Saturday, December 20, 2003
Smells Like Teen Spirit
A couple of recent posts have reminded me of one of my rules of thumb - developers who spend too much time on the debugger are not good developers and should be rolled off my team.
Keith Ray writes in Cost of Debugging quoting Christian Sepulveda,
One half of each day was completely wasted. The developer couldn’t really doing anything productive during the four-minute debug cycle because he had to navigate to the correct place in the application and execute the right steps so he could observe the results of the change he just made; he was forced into tedium. In other words, half the development budget was being spent on performing repeated, monotonous tasks. This isn’t a very effective use of resources or talent.
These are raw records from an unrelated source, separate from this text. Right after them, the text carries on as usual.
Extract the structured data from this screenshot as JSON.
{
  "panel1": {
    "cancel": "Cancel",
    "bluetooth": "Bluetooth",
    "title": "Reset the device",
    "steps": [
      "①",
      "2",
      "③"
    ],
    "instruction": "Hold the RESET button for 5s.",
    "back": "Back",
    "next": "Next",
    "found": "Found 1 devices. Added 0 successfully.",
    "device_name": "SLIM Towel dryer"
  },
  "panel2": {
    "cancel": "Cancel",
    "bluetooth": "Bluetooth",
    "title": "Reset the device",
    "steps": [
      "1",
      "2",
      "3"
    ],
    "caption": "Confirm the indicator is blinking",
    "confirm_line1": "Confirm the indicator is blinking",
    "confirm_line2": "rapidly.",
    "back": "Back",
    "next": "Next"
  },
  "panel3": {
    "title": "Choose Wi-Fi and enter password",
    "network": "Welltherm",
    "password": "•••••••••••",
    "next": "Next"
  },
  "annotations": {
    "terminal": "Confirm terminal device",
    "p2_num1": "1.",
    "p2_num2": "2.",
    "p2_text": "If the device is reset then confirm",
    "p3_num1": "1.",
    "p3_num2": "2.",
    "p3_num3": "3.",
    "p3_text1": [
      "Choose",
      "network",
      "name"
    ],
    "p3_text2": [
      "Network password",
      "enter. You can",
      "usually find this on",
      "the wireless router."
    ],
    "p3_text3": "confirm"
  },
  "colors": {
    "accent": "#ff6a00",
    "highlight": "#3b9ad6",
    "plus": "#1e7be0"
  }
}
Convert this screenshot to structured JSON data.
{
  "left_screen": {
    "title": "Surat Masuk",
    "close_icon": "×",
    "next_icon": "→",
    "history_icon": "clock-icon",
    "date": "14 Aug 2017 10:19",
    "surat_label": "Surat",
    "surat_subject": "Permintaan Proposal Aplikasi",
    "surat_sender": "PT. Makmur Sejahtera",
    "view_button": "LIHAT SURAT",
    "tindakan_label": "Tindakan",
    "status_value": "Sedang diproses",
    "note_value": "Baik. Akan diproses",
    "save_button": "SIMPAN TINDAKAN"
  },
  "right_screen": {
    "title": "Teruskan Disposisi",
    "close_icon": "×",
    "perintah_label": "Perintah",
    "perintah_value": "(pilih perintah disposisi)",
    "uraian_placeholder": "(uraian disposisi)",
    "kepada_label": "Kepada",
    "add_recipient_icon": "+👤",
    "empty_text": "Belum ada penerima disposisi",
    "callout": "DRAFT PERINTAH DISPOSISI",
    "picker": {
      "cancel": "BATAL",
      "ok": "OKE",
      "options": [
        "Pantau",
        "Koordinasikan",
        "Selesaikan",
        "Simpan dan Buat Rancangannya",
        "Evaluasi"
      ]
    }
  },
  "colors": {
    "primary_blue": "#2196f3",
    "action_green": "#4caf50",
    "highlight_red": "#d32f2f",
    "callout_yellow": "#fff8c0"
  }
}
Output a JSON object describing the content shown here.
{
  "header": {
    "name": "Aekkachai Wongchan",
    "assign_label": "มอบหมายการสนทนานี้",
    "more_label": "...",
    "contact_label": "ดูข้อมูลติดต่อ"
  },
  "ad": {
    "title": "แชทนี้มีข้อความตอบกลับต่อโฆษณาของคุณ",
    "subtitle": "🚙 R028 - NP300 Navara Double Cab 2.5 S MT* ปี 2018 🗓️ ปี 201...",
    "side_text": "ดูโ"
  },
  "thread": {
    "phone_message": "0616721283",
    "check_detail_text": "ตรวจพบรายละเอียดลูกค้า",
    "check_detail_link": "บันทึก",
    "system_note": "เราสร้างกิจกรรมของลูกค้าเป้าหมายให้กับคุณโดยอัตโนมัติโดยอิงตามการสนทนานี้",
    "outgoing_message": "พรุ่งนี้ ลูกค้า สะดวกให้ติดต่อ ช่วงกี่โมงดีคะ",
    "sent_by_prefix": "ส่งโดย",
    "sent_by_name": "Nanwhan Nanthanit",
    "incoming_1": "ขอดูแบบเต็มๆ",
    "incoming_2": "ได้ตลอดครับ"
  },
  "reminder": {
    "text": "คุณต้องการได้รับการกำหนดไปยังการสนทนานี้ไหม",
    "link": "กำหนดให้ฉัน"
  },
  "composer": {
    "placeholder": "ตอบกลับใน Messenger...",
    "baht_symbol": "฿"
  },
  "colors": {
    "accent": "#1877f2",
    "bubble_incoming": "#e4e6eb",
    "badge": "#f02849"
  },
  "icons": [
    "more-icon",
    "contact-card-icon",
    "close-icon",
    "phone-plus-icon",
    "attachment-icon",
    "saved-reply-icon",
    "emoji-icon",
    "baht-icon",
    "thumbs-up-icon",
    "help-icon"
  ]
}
It was my former mentor Duncan Smeed who pointed at Robert C. Martin’s Debuggers are a Wasteful Timesink, which took me back to experiences as a contractor working at IBM’s PC Company and my earlier roots as a machine code programmer in the games industry in the early 1980’s. [Aside: In fact if you ever owned a Sinclair/Timex Spectrum there is a strong chance you owned and played one of my games.]
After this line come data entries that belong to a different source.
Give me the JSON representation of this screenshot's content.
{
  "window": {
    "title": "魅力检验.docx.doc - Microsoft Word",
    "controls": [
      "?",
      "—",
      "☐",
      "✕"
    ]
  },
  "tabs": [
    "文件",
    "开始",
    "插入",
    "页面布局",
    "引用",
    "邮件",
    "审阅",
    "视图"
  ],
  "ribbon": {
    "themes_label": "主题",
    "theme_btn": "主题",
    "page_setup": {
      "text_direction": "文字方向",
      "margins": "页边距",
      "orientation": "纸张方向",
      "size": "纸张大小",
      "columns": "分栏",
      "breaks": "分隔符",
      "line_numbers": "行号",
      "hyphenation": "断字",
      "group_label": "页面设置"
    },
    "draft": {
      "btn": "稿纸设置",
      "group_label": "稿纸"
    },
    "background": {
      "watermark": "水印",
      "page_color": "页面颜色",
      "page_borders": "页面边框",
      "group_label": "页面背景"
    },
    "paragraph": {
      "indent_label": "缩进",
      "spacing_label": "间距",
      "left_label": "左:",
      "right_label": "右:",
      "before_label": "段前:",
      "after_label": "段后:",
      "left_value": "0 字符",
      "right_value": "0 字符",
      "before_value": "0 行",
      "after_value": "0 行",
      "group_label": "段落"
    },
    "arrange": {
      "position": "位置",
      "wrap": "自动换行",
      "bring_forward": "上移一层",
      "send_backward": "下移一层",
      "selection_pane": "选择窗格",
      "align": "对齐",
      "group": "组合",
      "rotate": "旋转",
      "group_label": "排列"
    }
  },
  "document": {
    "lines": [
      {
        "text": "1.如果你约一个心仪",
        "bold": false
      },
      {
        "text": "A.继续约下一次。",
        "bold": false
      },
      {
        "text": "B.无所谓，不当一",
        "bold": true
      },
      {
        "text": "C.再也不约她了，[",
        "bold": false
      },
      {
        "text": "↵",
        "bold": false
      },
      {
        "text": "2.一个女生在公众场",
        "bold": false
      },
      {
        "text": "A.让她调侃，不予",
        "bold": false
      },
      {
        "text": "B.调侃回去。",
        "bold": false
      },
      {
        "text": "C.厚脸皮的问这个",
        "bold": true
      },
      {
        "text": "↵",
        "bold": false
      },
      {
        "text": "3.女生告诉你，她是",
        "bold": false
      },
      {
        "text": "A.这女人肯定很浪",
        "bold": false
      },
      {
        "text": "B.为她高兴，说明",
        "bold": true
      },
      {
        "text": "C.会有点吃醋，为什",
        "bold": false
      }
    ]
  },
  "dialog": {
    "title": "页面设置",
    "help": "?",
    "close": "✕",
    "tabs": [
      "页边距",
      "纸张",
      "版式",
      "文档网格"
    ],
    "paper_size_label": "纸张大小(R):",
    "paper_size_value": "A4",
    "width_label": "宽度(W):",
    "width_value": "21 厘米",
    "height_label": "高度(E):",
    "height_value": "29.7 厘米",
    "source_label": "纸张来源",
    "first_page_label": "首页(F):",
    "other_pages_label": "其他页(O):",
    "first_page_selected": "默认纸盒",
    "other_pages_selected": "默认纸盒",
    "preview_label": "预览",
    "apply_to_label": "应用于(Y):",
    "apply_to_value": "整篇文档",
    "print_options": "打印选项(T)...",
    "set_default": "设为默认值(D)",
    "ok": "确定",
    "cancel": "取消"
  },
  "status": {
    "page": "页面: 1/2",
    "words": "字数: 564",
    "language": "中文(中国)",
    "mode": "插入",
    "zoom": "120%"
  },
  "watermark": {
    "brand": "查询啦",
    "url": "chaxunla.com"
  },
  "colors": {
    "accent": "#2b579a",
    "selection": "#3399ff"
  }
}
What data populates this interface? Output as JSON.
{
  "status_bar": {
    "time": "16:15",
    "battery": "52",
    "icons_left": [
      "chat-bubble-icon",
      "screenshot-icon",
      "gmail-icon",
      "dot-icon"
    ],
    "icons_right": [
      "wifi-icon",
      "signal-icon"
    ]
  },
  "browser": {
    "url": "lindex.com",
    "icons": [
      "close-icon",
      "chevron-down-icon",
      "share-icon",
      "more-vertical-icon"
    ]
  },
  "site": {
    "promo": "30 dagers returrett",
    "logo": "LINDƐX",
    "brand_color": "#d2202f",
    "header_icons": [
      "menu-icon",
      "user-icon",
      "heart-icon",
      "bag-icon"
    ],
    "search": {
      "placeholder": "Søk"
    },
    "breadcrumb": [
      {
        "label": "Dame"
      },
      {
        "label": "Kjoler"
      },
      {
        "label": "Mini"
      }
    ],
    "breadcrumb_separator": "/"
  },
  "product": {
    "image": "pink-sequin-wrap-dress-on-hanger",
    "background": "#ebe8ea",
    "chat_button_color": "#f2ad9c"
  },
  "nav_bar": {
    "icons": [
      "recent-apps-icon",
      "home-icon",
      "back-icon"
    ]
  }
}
In a world where programmers are measured by activity and dedication to “activity” then they get rewarded for spending hours on the debugger. I can specifically recall one developer who was earning almost twice as much as me to sit and play with the debugger until 9pm every night when I was going home at 3.36pm (the earliest available moment under the flexitime rules). Why did I go home so early? I had finished my code and it was tested and working.
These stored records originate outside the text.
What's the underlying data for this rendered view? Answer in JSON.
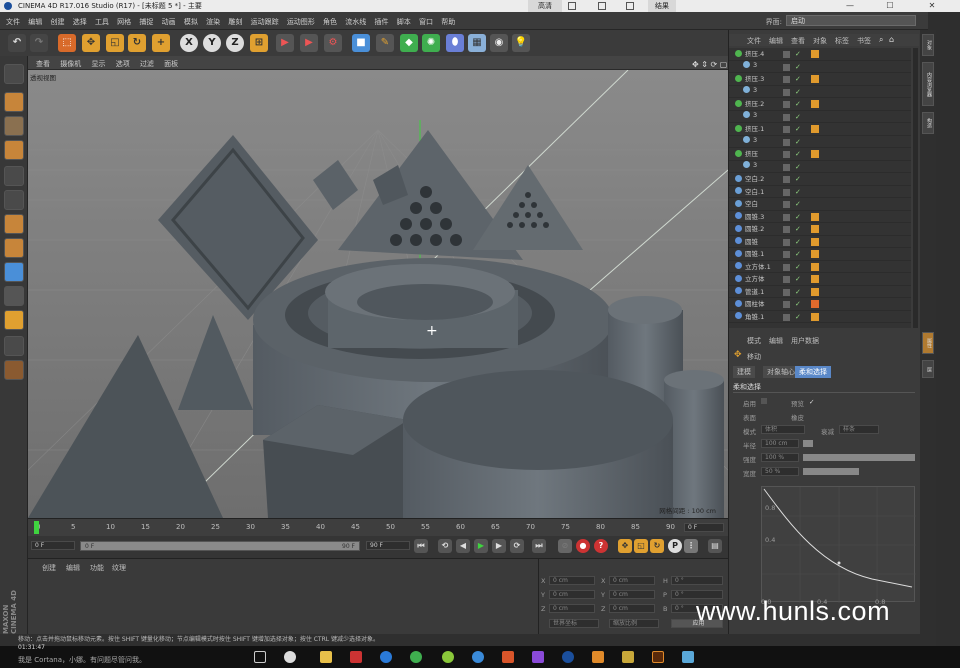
{
  "window": {
    "title": "CINEMA 4D R17.016 Studio (R17) - [未标题 5 *] - 主要",
    "controls": [
      "高清",
      "结果"
    ]
  },
  "menu": [
    "文件",
    "编辑",
    "创建",
    "选择",
    "工具",
    "网格",
    "捕捉",
    "动画",
    "模拟",
    "渲染",
    "雕刻",
    "运动跟踪",
    "运动图形",
    "角色",
    "流水线",
    "插件",
    "脚本",
    "窗口",
    "帮助"
  ],
  "layout": {
    "label": "界面:",
    "value": "启动"
  },
  "toolbar_icons": [
    "undo-icon",
    "select-icon",
    "move-icon",
    "scale-icon",
    "rotate-icon",
    "add-icon",
    "x-axis",
    "y-axis",
    "z-axis",
    "coord-icon",
    "render-view-icon",
    "render-icon",
    "render-settings-icon",
    "cube-icon",
    "pen-icon",
    "subdivide-icon",
    "array-icon",
    "deformer-icon",
    "floor-icon",
    "camera-icon",
    "light-icon"
  ],
  "axes": {
    "x": "X",
    "y": "Y",
    "z": "Z"
  },
  "viewport": {
    "menu": [
      "查看",
      "摄像机",
      "显示",
      "选项",
      "过滤",
      "面板"
    ],
    "label": "透视视图",
    "grid_info": "网格间距 : 100 cm"
  },
  "timeline": {
    "ticks": [
      "0",
      "5",
      "10",
      "15",
      "20",
      "25",
      "30",
      "35",
      "40",
      "45",
      "50",
      "55",
      "60",
      "65",
      "70",
      "75",
      "80",
      "85",
      "90"
    ],
    "frame": "0 F"
  },
  "transport": {
    "start": "0 F",
    "slider_left": "0 F",
    "slider_right": "90 F",
    "end": "90 F"
  },
  "material": {
    "menu": [
      "创建",
      "编辑",
      "功能",
      "纹理"
    ]
  },
  "coords": {
    "rows": [
      {
        "a": "X",
        "av": "0 cm",
        "b": "X",
        "bv": "0 cm",
        "c": "H",
        "cv": "0 °"
      },
      {
        "a": "Y",
        "av": "0 cm",
        "b": "Y",
        "bv": "0 cm",
        "c": "P",
        "cv": "0 °"
      },
      {
        "a": "Z",
        "av": "0 cm",
        "b": "Z",
        "bv": "0 cm",
        "c": "B",
        "cv": "0 °"
      }
    ],
    "mode1": "世界坐标",
    "mode2": "缩放比例",
    "apply": "应用"
  },
  "objects": {
    "menu": [
      "文件",
      "编辑",
      "查看",
      "对象",
      "标签",
      "书签"
    ],
    "rows": [
      {
        "name": "挤压.4",
        "color": "#4fb54f",
        "tag": "#e09a2d"
      },
      {
        "name": "3",
        "color": "#7fb0d8",
        "tag": ""
      },
      {
        "name": "挤压.3",
        "color": "#4fb54f",
        "tag": "#e09a2d"
      },
      {
        "name": "3",
        "color": "#7fb0d8",
        "tag": ""
      },
      {
        "name": "挤压.2",
        "color": "#4fb54f",
        "tag": "#e09a2d"
      },
      {
        "name": "3",
        "color": "#7fb0d8",
        "tag": ""
      },
      {
        "name": "挤压.1",
        "color": "#4fb54f",
        "tag": "#e09a2d"
      },
      {
        "name": "3",
        "color": "#7fb0d8",
        "tag": ""
      },
      {
        "name": "挤压",
        "color": "#4fb54f",
        "tag": "#e09a2d"
      },
      {
        "name": "3",
        "color": "#7fb0d8",
        "tag": ""
      },
      {
        "name": "空白.2",
        "color": "#6a9fd6",
        "tag": ""
      },
      {
        "name": "空白.1",
        "color": "#6a9fd6",
        "tag": ""
      },
      {
        "name": "空白",
        "color": "#6a9fd6",
        "tag": ""
      },
      {
        "name": "圆锥.3",
        "color": "#5d8fd8",
        "tag": "#e09a2d"
      },
      {
        "name": "圆锥.2",
        "color": "#5d8fd8",
        "tag": "#e09a2d"
      },
      {
        "name": "圆锥",
        "color": "#5d8fd8",
        "tag": "#e09a2d"
      },
      {
        "name": "圆锥.1",
        "color": "#5d8fd8",
        "tag": "#e09a2d"
      },
      {
        "name": "立方体.1",
        "color": "#5d8fd8",
        "tag": "#e09a2d"
      },
      {
        "name": "立方体",
        "color": "#5d8fd8",
        "tag": "#e09a2d"
      },
      {
        "name": "管道.1",
        "color": "#5d8fd8",
        "tag": "#e09a2d"
      },
      {
        "name": "圆柱体",
        "color": "#5d8fd8",
        "tag": "#e06a2d"
      },
      {
        "name": "角锥.1",
        "color": "#5d8fd8",
        "tag": "#e09a2d"
      }
    ]
  },
  "attributes": {
    "menu": [
      "模式",
      "编辑",
      "用户数据"
    ],
    "tool": "移动",
    "tabs": [
      "建模",
      "对象轴心",
      "柔和选择"
    ],
    "section": "柔和选择",
    "fields": [
      {
        "label": "启用",
        "value": ""
      },
      {
        "label": "预览",
        "value": "✓"
      },
      {
        "label": "表面",
        "value": ""
      },
      {
        "label": "橡皮",
        "value": ""
      },
      {
        "label": "限制",
        "value": ""
      },
      {
        "label": "模式",
        "value": "体积"
      },
      {
        "label": "衰减",
        "value": "样条"
      },
      {
        "label": "半径",
        "value": "100 cm"
      },
      {
        "label": "强度",
        "value": "100 %"
      },
      {
        "label": "宽度",
        "value": "50 %"
      }
    ],
    "graph": {
      "yticks": [
        "0.8",
        "0.4"
      ],
      "xticks": [
        "0.0",
        "0.4",
        "0.8"
      ]
    }
  },
  "side_tabs": [
    "对象",
    "内容浏览器",
    "构造",
    "属性",
    "层"
  ],
  "status": "移动：点击并拖动鼠标移动元素。按住 SHIFT 键量化移动；节点编辑模式时按住 SHIFT 键增加选择对象；按住 CTRL 键减少选择对象。",
  "taskbar": {
    "time": "01:31:47",
    "search": "我是 Cortana，小娜。有问题尽管问我。"
  },
  "watermark": "www.hunls.com",
  "maxon": "MAXON CINEMA 4D"
}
In the 1980’s, we didn’t really have debuggers and when we did they were useless because we were testing real-time performance and so much was running off timers and interrupt driven. It just wasn’t possible to test with a debugger. It was time wasting and useless. I learned to code by putting logging and instrumentation into my code. I learned to develop by small increments fully unit tested. And the biggest lesson I ever learned when working as a team is - you agree the interface (the method signatures) at design time and you b****y well stick to them. With assembly language, the concept of “breaking the build” blows the machine up - and in those days we didn’t have multi-process spaces to protect the memory and keep the machine alive.
The smell of an over-revving debugger resembles the teen spirit which encourages idle youth to spin tires with the parking break on. It makes a lot of noise, it creates smoke, it provides an illusion of activity and intelligence, but ultimately the velocity is zero.